Upon joining the Ph.D. program, each student is assigned an initial advisor who is on the DCDS faculty. This advisor meets with the student to assess their background and advise them on course selection. Immediately prior to each fall semester (starting in 2019), DCDS faculty conduct a “boot camp” in mathematics, statistics, and programming to help bring incoming students up to the level they need to succeed in initial coursework and the program.

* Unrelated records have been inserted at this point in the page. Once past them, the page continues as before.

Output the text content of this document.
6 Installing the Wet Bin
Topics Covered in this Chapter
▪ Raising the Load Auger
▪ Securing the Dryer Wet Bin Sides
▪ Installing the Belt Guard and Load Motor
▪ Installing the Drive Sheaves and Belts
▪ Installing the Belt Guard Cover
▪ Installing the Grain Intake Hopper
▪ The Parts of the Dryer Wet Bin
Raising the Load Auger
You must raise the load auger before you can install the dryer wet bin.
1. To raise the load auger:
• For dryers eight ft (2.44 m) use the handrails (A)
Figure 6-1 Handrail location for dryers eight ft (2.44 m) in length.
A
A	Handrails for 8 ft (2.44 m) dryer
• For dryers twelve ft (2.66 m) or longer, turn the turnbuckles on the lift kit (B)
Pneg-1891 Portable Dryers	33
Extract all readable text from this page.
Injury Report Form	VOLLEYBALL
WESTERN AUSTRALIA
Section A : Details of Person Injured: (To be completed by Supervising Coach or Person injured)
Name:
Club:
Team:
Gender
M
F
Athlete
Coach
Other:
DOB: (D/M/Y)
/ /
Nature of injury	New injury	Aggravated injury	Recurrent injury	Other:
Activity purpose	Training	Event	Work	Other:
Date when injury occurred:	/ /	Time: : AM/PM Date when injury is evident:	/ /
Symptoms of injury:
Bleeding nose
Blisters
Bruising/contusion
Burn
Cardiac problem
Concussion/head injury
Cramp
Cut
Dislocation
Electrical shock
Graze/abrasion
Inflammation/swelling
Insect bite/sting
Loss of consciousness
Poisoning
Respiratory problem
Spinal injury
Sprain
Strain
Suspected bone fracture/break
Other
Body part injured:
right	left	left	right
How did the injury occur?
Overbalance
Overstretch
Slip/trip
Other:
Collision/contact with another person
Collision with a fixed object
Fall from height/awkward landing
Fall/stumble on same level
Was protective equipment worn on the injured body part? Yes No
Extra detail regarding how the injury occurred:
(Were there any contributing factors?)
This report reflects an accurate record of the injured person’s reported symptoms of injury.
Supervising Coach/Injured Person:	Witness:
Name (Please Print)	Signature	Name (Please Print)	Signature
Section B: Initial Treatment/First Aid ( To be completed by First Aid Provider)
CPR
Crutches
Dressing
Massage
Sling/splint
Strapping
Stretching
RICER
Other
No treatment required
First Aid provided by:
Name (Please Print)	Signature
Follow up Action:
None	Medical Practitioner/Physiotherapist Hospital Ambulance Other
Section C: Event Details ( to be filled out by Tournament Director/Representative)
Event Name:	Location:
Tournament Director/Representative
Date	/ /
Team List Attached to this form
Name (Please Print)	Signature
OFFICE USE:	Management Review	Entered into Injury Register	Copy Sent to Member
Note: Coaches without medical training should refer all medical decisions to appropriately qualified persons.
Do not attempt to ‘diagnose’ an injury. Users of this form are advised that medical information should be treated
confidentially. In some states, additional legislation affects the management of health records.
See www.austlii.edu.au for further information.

All students complete a common core curriculum, and also a domain depth requirement in a social science area. The focus of the first year is on acquiring a common set of tools and an understanding of the ranges and types of problems students may work on as they progress in the program. The entire incoming cohort takes a unique two semester seminar sequence solely for DCDS students, which includes both general topics and a series of data-driven dives into the types of research questions that may be encountered in each of the domain areas.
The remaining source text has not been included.